In summary, it’s a mess. The biggest mitigating factor is that successful exploitation requires either local root access to the system, or remote access with IME admin credentials. This isn’t something you can exploit over the internet - at least not without a lot of other things going wrong.

Still, obtaining root/admin on an office computer isn’t particularly hard in a lot of environments, and this is going to be a problem for anyone who wants assurance that their systems are clean after a compromise - with IME, you’d probably be better off putting the whole system in the bin and buying a new one. (Just be careful where you buy it from.)

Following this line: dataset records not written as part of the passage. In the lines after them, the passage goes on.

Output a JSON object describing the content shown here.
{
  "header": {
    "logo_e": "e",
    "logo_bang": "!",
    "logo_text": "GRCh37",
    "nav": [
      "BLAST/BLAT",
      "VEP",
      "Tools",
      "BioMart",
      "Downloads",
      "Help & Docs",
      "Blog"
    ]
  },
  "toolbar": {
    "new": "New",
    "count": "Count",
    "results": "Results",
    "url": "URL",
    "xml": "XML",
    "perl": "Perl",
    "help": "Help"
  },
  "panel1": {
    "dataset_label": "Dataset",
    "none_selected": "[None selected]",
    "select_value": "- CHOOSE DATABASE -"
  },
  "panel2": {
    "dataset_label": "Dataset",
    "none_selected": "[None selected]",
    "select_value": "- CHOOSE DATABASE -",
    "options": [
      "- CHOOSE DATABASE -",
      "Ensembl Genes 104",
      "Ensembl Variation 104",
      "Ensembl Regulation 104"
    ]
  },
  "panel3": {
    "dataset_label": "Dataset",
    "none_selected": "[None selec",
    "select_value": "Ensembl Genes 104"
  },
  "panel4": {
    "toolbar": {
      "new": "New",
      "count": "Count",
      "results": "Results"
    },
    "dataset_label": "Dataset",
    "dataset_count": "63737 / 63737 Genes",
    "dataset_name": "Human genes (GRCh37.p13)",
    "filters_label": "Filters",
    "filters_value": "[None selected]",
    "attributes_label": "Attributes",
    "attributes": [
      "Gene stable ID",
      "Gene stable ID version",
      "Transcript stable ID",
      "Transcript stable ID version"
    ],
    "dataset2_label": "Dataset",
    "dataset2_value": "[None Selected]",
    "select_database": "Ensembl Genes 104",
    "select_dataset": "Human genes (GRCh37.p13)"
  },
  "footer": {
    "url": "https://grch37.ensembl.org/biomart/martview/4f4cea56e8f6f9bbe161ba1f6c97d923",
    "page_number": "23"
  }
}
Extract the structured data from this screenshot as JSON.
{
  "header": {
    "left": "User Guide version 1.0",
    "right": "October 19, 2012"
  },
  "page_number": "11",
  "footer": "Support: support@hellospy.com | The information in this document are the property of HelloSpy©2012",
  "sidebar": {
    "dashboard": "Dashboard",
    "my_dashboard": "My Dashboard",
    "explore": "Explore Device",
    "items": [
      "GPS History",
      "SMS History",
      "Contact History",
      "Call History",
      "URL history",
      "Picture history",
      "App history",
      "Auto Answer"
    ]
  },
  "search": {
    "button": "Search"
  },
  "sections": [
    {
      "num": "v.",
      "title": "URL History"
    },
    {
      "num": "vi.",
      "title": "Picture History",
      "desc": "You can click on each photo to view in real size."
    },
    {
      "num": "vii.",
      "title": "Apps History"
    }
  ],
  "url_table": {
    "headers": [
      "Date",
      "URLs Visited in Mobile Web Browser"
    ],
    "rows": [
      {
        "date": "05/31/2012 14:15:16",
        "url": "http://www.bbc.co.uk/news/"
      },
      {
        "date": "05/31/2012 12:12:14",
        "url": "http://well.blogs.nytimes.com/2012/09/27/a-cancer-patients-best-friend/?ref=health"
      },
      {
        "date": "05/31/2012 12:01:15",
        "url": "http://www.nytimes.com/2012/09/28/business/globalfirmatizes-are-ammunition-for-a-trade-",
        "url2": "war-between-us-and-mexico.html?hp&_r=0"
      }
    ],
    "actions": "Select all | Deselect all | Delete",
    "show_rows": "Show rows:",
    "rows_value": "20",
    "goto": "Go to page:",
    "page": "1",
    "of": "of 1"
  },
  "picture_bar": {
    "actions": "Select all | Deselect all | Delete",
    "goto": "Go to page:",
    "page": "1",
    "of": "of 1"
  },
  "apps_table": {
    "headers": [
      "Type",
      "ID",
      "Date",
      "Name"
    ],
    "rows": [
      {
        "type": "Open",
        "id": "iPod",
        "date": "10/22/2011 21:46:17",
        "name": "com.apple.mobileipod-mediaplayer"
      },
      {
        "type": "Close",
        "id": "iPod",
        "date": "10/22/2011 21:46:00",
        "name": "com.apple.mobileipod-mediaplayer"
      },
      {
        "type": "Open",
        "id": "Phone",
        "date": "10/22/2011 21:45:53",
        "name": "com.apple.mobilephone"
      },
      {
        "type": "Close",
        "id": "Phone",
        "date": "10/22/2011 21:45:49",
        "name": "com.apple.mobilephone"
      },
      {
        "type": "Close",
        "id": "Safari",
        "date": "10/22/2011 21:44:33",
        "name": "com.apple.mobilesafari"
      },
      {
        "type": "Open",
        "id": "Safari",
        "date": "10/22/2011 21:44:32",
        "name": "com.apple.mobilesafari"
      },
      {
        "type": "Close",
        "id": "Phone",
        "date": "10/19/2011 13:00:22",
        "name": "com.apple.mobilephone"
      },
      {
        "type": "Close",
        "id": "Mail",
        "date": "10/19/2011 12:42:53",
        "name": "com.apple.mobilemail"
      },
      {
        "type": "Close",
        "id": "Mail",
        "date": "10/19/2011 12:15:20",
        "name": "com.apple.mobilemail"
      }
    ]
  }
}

A lot of people in the tech industry have been calling for Intel to allow IME to be disabled entirely, but unfortunately current approaches to doing so aren’t trivial - IME and its components are baked into a lot of things we use on a daily basis, such as support for BitLocker drive encryption.

In the meantime, the best advice is the usual stuff: patch your devices, segment your networks, and limit how easy it is for attackers to get root on your systems in the first place.